A) The average number of Zip3-GFP foci on chromosome IV detected on spreads (as in Fig 4) divided by the average number of COs on chromosome IV in genotyped tetrads (as in Fig 2A). B) The average number of Zip2 foci on chromosome XV detected on spreads [9] divided by the average number of COs on chromosome XV in genotyped tetrads (this study and [50].) C) Meiotic chromosomes from rad50S cells prepared as in Fig 4A. D) The average number of COs genome wide expressed as a percent of all interhomolog events. Per-tetrad averages are shown. E) Pachytene spreads stained with anti-Red1 antibody to detect axes. Three examples are shown for each genotype. Error bars: SE.

Fig 6. The distribution of recombination events is altered in tel1Δ, sgs1Δ, and zmmΔ.

A) Interference calculated as 1-CoC for a bin size and inter-interval distance of 25 kb is shown for COs only, NCOs only, or all events from whole-genome recombination data. msh4Δ data comprise seven tetrads sequenced in our lab and five tetrads genotyped by Mancera et al. [51]. B) Simulations were performed in which an interfering population of DSBs was first created, and then COs were selected from the DSBs. COs were selected either with or without additional interference. Remaining DSBs were considered NCOs. Failure to detect some events was simulated by removing 20% of all events and 30% of the remaining NCOs. Interference between all simulated DSBs or between “detectable” products is shown. Left: the strength of DSB interference was varied, and the strength of CO interference was selected to recapitulate observed interference between COs in wild type. Right: conditions were the same as on the left except no CO interference was incorporated. C) “Complex” events include the event types shown, and are events that could arise from more than one DSB. Randomized data consist of at least 10000 simulated tetrads per genotype in which the CO and GC tract positions in real tetrads were randomized. “With DSB landscape” indicates that event positions take into account DSB frequencies (see Materials and Methods). D) As in C, but includes only events involving four chromatids. Error bars: SE.
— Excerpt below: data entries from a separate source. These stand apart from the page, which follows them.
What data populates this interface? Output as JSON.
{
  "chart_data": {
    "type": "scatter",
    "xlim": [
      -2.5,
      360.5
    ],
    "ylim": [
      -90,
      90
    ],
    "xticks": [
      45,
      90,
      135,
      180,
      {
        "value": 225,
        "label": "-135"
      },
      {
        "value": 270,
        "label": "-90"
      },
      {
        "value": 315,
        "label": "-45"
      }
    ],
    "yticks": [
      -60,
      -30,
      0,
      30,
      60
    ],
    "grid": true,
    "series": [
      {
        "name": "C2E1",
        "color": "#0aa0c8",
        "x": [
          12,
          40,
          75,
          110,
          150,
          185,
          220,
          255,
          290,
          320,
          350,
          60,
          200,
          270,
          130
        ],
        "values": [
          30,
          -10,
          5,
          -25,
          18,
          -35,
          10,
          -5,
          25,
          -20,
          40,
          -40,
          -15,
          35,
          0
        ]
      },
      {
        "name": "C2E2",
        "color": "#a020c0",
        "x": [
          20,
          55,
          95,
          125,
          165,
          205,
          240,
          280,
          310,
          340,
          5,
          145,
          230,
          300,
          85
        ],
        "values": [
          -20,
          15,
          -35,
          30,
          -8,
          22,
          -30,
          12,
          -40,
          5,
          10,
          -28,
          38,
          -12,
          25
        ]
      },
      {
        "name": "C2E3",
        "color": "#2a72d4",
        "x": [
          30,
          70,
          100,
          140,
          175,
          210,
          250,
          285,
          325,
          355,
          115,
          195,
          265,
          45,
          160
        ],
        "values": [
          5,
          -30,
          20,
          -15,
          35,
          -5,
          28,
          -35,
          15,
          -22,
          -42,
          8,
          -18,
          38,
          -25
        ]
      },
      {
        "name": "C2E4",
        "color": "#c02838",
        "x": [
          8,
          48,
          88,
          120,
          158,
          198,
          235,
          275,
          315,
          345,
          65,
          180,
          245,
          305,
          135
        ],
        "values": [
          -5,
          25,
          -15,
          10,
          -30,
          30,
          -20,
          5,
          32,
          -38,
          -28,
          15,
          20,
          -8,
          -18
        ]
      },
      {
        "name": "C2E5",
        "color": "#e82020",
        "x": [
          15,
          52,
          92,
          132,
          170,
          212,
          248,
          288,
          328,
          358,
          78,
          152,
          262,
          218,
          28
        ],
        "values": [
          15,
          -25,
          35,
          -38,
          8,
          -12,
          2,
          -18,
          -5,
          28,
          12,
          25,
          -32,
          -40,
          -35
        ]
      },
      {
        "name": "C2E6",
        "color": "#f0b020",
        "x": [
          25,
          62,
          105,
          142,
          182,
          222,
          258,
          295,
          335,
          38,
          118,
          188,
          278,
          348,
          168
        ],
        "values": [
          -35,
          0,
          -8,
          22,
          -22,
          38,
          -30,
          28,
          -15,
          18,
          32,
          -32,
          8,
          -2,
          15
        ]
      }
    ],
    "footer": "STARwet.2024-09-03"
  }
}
Fig 7. Model for recombination pathway choice with and without Tel1.

A) In contrast to Fig 1 where DSB formation and CO designation were depicted as independent processes, we propose that formation of a SIC suppresses DSB formation nearby, so that later DSBs tend not to occur near a SIC. Early forming DSBs thus have a greater tendency to become interference-capable CO-designated sites and later DSBs tend to become NCOs or “non-interfering” COs. B) In tel1Δ, the number of DSBs is higher than in wild type and DSB distribution is less regular. A smaller fraction of DSBs becomes committed to the CO fate and marked by SICs; SICs still show an orderly distribution, as in wild type. DSBs not marked by SICs become NCOs or “non-interfering” COs, leading to decreased CO interference.